Nation Current Affairs 22 Apr 2016 Decreased rainfall h ...

Decreased rainfall hits mango output in Visakhapatnam

DECCAN CHRONICLE.
Published Apr 22, 2016, 7:54 am IST
Updated Apr 22, 2016, 7:54 am IST
Even by April end mangoes not in market.
Earlier, the farmers used to pluck the mangoes even before they reached the hard ripe stage and ripen them artificially with calcium carbide.
 Earlier, the farmers used to pluck the mangoes even before they reached the hard ripe stage and ripen them artificially with calcium carbide.

Visakhapatnam: Even as the month of April draws to a close, the mango season has not yet taken off to its full swing due to varied reasons in the district. Besides the declined output (owing to decreased rainfall, delayed flowering and the subsequent bad crop), the farmers are still waiting to harvest the mangoes as artificial ripening with calcium carbide is banned, affecting the availability of mangoes in the markets of Visakhapatnam.

Earlier, the farmers used to pluck the mangoes even before they reached the hard ripe stage and ripen them artificially with calcium carbide. But now with the Food Safety officials cracking a whip on the sellers for artificial ripening, one can hardly trace the mango sellers in the markets.

 

And as a direct consequence of the shortage, the prices of mangoes have skyrocketed and one has to pay at least Rs 120-150 for mangoes of ordinary variety, forget the mouth-watering Banginapalli and Rasalu.

On the other hand, no farmer is selling the king of fruits at the rythu bazaars in the city as the officials made it mandatory for them to get a certificate that the mangoes are ripened naturally.

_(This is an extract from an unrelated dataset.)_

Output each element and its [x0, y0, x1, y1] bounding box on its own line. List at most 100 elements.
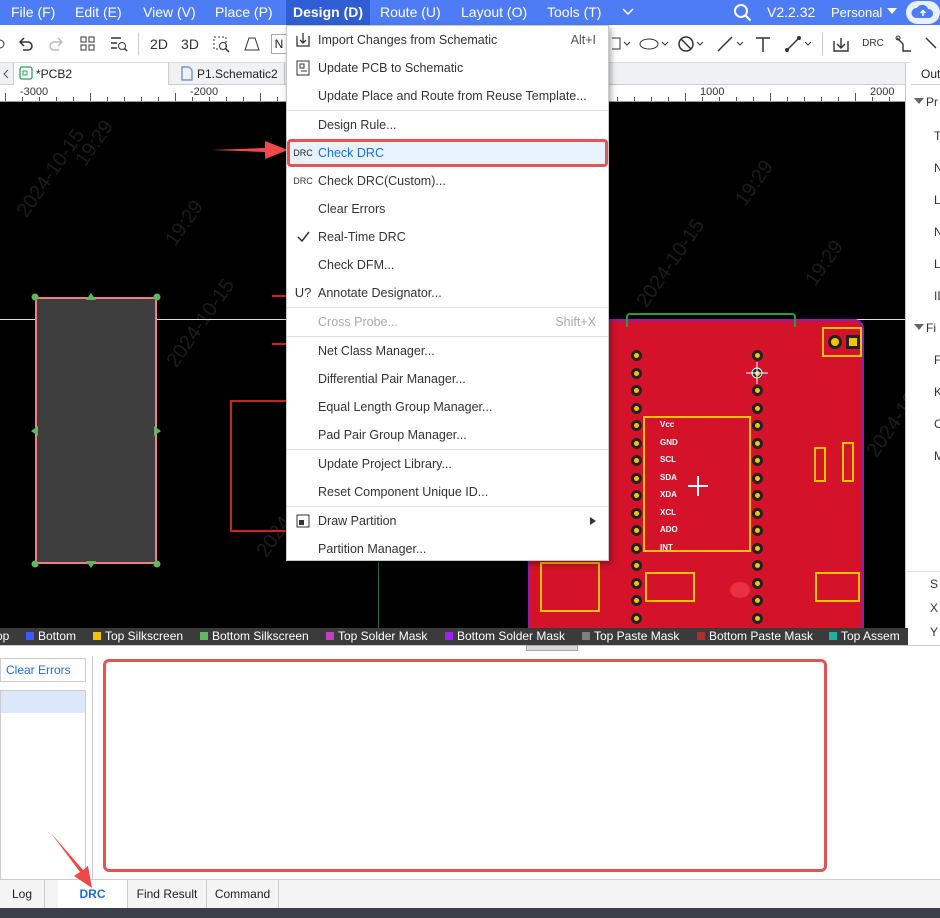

Speaking to this correspondent, estate officer of the MVP Rythu Bazaar, K. Varahalu, said they had to undertake this ruling in view of the artificial ripening with calcium carbide which hastens the process of ripening but could result in a variety of health complications. With increasing industrialisation and urbanisation, the extent of mango orchards has come down to 11,000 hectares in the district.

 

Generally, an acre of mango trees yields about four tonnes of mangoes. But with late blooming and flowering, the agricultural officials are expecting only about 50,000 tonnes of mango produce this year. Assistant director of agriculture marketing, Kaleswara Rao, informed that there are presently four ripening chambers in the district and one is in construction at Nakkapalli.

The officials also informed that one ripening chamber is likely to come up at the MVP Rythu Bazaar in Visakhapatnam. To overcome the shortage of ripening chambers in the district, the district horticulture officials have tied up with a private organisation, which prepares low-cost ripening chambers on request. These ripening chambers, which could cost about Rs 50,000 to 1 lakh, can ripen about one to two tonnes of mangoes.